Major hurdle still exists as Iran nuclear talks reach finish line
Officials from the U.S. and its European allies — France, Germany and the U.K. — say they won't comply with Iran’s demand that an investigation into its undeclared nuclear activity be shut down as a condition for a deal.
Why it matters: Iran says the International Atomic Energy Agency (IAEA) probe is politically motivated, but its demand that it be shut down is a major remaining hurdle as the talks approach the finish line.
The backstory: Over the past several years, evidence has surfaced suggesting Iran might have undeclared nuclear material in secret sites around the country.
- Samples taken by UN inspectors who visited the sites only raised more questions, but Iran has declined to answer them.
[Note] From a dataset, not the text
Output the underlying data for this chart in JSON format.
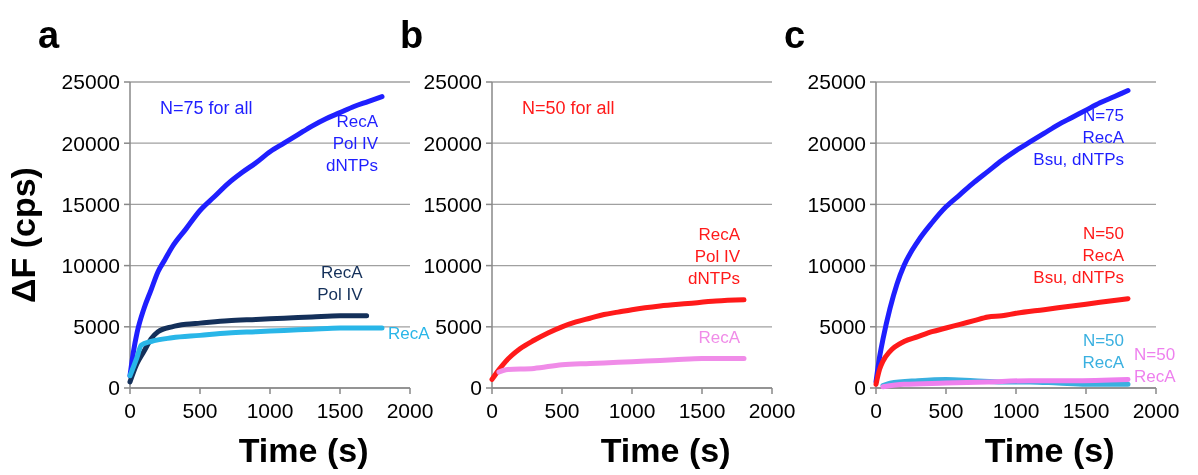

- Israel claims that's evidence that Iran continued to hide parts of its nuclear program after joining the 2015 deal.
Driving the news: Iranian chief negotiator Ali Bagheri returned to Vienna earlier this week after consultations in Tehran for what may be the final days of negotiations.
- U.S. officials say that although the parties are close to a deal, differences remain, including the IAEA probe issue and Iran's demand that the U.S. remove the Islamic Revolutionary Guard Corps from its terror blacklist.
- Washington continues to insist that if a deal isn't reached within a matter of days, there will be no point in continuing negotiations.
What they're saying: A senior Biden administration official told me that it was impossible for anyone other than IAEA Director-General Rafael Grossi to determine that open investigations had been resolved.
- Grossi said Wednesday that his agency will never stop a process that it launched for "political reasons."
- U.K. negotiator Stephanie Al-Qaq tweeted that the European powers will always reject any attempt to compromise IAEA independence.